ーーー人間の形をした石像が動き出す恐怖よりも、先程まで生きていた人間が、目の前で石化する恐怖のほうが大きいーーー
別に知りたくもないそのことを、身をもって学ぶことができた俺は、現実感の無さに、逆に冷静になっていた。
数秒前までは、彼と呼べていた石像をおそるおそる触れてみる。
しかし、そこには人間の感触はなく、ただ冷たい滑らかな石の感触だけがあった。
"彼"の顔を改めて見ると、涙さえ石化しているのが分かった。
まぁ、我が校のブレザー型の制服すら石化しているのだから、そうだろう。
俺は静かに己の行く末を確信し、立ち上がった。吹っ切れてしまって、もう恐怖は感じない。
ふと辺りを見渡すと、
教室前方に吸血姫たちと俺、
後方に尻もちをついたままの女子生徒とーーまだ残っていたのかーー老教師しか居ないことに気付いた。

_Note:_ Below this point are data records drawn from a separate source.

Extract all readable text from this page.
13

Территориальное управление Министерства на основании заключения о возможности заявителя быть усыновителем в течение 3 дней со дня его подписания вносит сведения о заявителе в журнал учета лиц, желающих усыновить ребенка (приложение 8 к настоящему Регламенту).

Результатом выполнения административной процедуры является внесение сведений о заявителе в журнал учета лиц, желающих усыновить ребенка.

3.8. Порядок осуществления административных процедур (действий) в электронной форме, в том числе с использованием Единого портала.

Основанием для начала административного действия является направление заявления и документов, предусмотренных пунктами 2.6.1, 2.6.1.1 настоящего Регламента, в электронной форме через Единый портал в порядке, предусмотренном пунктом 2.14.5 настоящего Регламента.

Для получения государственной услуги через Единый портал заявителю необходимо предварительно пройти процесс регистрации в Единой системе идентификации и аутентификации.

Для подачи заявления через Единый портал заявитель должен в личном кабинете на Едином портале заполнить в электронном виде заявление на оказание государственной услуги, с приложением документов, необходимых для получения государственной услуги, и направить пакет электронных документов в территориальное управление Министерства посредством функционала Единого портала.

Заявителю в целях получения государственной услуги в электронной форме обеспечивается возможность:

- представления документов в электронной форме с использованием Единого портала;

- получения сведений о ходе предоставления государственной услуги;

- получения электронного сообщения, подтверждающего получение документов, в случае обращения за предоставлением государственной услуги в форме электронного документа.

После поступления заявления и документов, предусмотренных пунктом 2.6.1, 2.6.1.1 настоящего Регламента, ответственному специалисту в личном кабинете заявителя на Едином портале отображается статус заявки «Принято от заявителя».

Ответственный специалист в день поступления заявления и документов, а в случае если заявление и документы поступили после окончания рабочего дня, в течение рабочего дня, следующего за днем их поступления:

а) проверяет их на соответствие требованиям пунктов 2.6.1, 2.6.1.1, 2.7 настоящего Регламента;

教師は女生徒と俺を交互に見ており、葛藤しているのが見ただけで分かった。
俺は老教師を真っ直ぐに見た。目が合った瞬間、俺は大きく頷いてみせた。
それを見て彼女は、目を見開き辛そうな泣きそうな顔をして、何度も何度も頭を下げてきた。
そして、座り込む女子生徒の手を取った。
俺はそれを見ると、前を向き、椅子に座り、ボタンを外し、首筋を晒した。
後ろから俺の名を呼ぶ幼なじみの声が聞こえてくる。
顔から何リットルもの水を垂れ流す老教師が彼女を無理やり引っ張り出し、彼女の哀しい声が遠のいて行っても、2人の吸血姫は何故か追おうともしなかった。
俺は謎に思い、答えを期待せず質問した。
「あー、こんな事を聞くのもあれですが、追わなくて、いいのですか?」
それを聞き彼女らは微笑んだ。赤紫の髪色の吸血姫が言う。
「私たちの姿を見ても逃げようとせず、挙句の果てに自ら首を差しだす貴方の度胸に免じて許してあげるわ。」
「ははは、そうですか。それは良かった。」
何が"良かった"だ。囮になる悲哀に満ちた正義のヒーロー面か俺は。赤紫は続ける。
「特別に、最期に言いたいことがあれば言わせてあげるわ。」
「貴女方のような希少な存在に会えてとても嬉しかった。それだけです。」
俺は目を閉じ即答した。彼女らはころころとした年相応な笑い声をあげて、小さく「そう。」と言った。
"吸血姫"という希少な存在。この世に存在しないと割り切っていた存在。それをこの眼で見て、話すことができた。アニメーションや漫画などでしか見れぬと信じていた存在をだ。その事実に俺は幸福で満たされていた。
そんな俺を吸血姫たちは、"彼"と同じ位置に噛み付いた。
そうして、俺という人間は終わりを告げた。
そう、人間はーー
毎回毎回題名に困ります。中身がないという訳では無いと信じてます。